Tutti gli indicatori suggeriscono, in sostanza, prudenza. E’ l’atteggiamento che ha scelto di adottare la Commissione Europea nel recente report su Pil, inflazione e disoccupazione nei paesi dell’Unione. La tabella prevede che l’Italia cresca dello 0,6 per cento nel 2015 e dell’1,3 per cento nel 2016. Tassi di incremento relativamente bassi se confrontati con quelli degli altri paesi. La media europea di quest’anno dovrebbe essere dell’1,3 per cento e dell’1,9 nel 2016. Quindi, se venisse rispettata la previsione, l’Italia crescerebbe quest’anno la metà di quanto farà la media dei partner europei. E questo è il vero dato che preoccupa. Quando si esce da una crisi, le differenti capacità di ripartenza dei singoli paesi sono quelle che finiscono per stabilire le nuove gerarchie competitive.

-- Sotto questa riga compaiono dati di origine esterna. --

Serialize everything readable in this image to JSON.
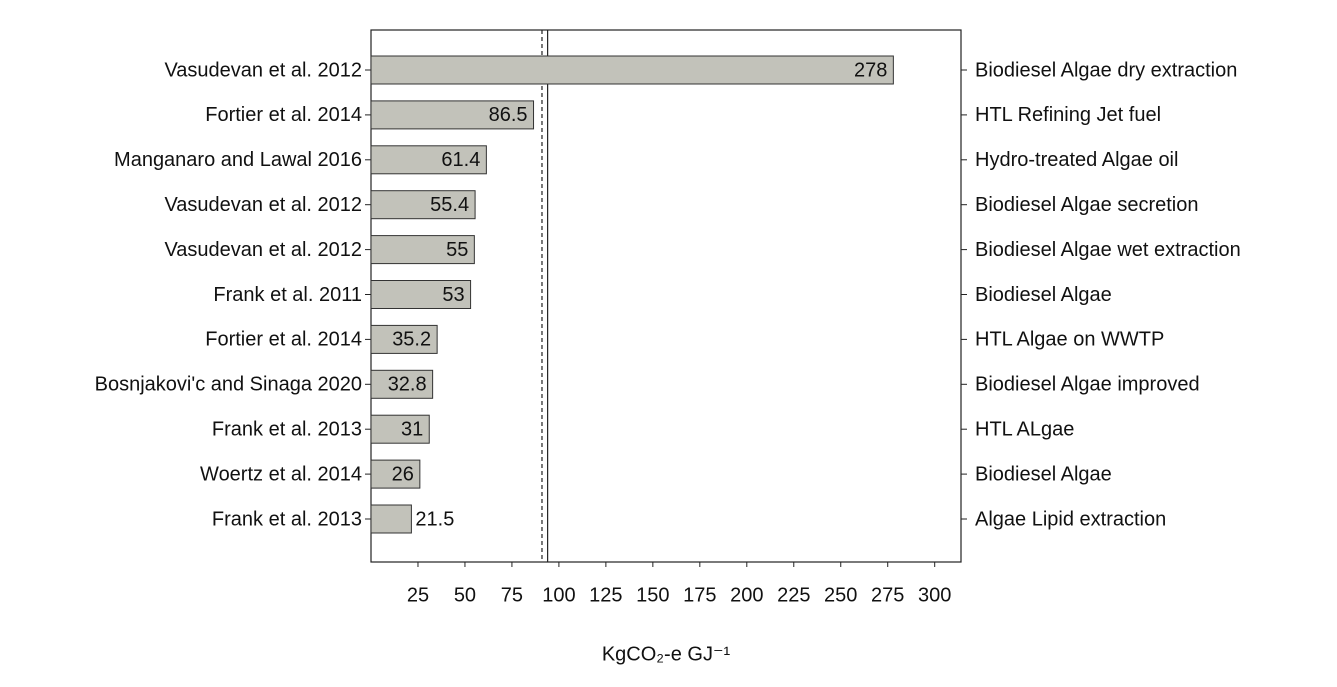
{
  "chart_data": {
    "type": "bar",
    "orientation": "horizontal",
    "categories": [
      "Vasudevan  et al. 2012",
      "Fortier  et al. 2014",
      "Manganaro and Lawal 2016",
      "Vasudevan  et al. 2012",
      "Vasudevan  et al. 2012",
      "Frank et al. 2011",
      "Fortier et al. 2014",
      "Bosnjakovi'c and Sinaga 2020",
      "Frank et al. 2013",
      "Woertz et al. 2014",
      "Frank et al. 2013"
    ],
    "right_labels": [
      "Biodiesel Algae dry extraction",
      "HTL Refining Jet fuel",
      "Hydro-treated Algae oil",
      "Biodiesel Algae secretion",
      "Biodiesel Algae wet extraction",
      "Biodiesel Algae",
      "HTL Algae on WWTP",
      "Biodiesel Algae improved",
      "HTL ALgae",
      "Biodiesel Algae",
      "Algae Lipid extraction"
    ],
    "values": [
      278,
      86.5,
      61.4,
      55.4,
      55,
      53,
      35.2,
      32.8,
      31,
      26,
      21.5
    ],
    "color": "#c2c2ba",
    "xlabel": "KgCO₂-e GJ⁻¹",
    "xlim": [
      0,
      314
    ],
    "xticks": [
      25,
      50,
      75,
      100,
      125,
      150,
      175,
      200,
      225,
      250,
      275,
      300
    ],
    "reference_lines": [
      {
        "value": 91,
        "style": "dashed"
      },
      {
        "value": 94,
        "style": "solid"
      }
    ],
    "grid": false
  }
}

Fino a fine 2014 anche Confindustria sembrava seguire la strada delle previsioni prudenziali. Poi, a gennaio, ha iniziato a proporre uno schema diverso: «Per l’economia italiana – scriveva il Centro studi nell’analisi mensile – il 2015 si sta annunciando come l’anno spartiacque e tornano le variazioni positive per Pil e occupazione. Che probabilmente si riveleranno molto superiori alle previsioni correnti ». Poco più avanti il Csc quantifica: «Sulla base di ipotesi prudenti si arriva a una spinta per l’Italia pari al 2,1 per cento del Pil nel 2015 e a un aggiuntivo 2,5 per cento nel 2016». Confindustria valuta l’effetto di tre diversi fattori: «Il crollo del prezzo del petrolio, la svaluzione dell’euro, la diminuzione dei tassi di interesse a lungo termine». Dunque, più investimenti anche in considerazione che i tre fattori agiscono su tutte le economie del Vecchio Continente, principale mercato di sbocco delle produzioni italiane.
Non è usuale che Confindustria si lasci andare all’ottimismo sul futuro dell’economia italiana. Ma certamente la svolta vista da viale dell’Astronomia è conseguenza di un sentimento diffuso tra gli imprenditori italiani, riflesso anche nelle previsioni del sistema Excelsior sugli andamenti occupazionali. Il saldo tra ingressi e uscite dovrebbe salire di 8.400 unità nel primo trimestre come risultato di 209.680 nuove assunzioni e 201.300 uscite. Ma anche su queste previsioni ci sono margini di incertezza. L’indagine di ManPower sulle intenzioni delle aziende dice che nel primo trimestre di quest’anno il numero delle aziende che intende ridurre l’occupazione supera ancora quello di chi intende invece assumere.
In tutti questi dati di previsione sono compresi solo in parte gli effetti di due provvedimenti che potrebbero avere effetti positivi: gli sgravi fiscali per chi assume, previsti dalla legge di stabilità, e l’adozione del nuovo contratto a tutele crescenti. Tutti elementi, che, insieme a quelli macro sui prezzi di petrolio e denaro, potrebbero finire per dare ragione, almeno in parte, all’ottimismo dell’associazione degli imprenditori. Anche smentendo la prudenza dell’Fmi (Pil Italia a +0,8 quest’anno) e il pessimismo dell’Ocse che in novembre prevedeva per la Penisola una minicrescita dello 0,2 per cento.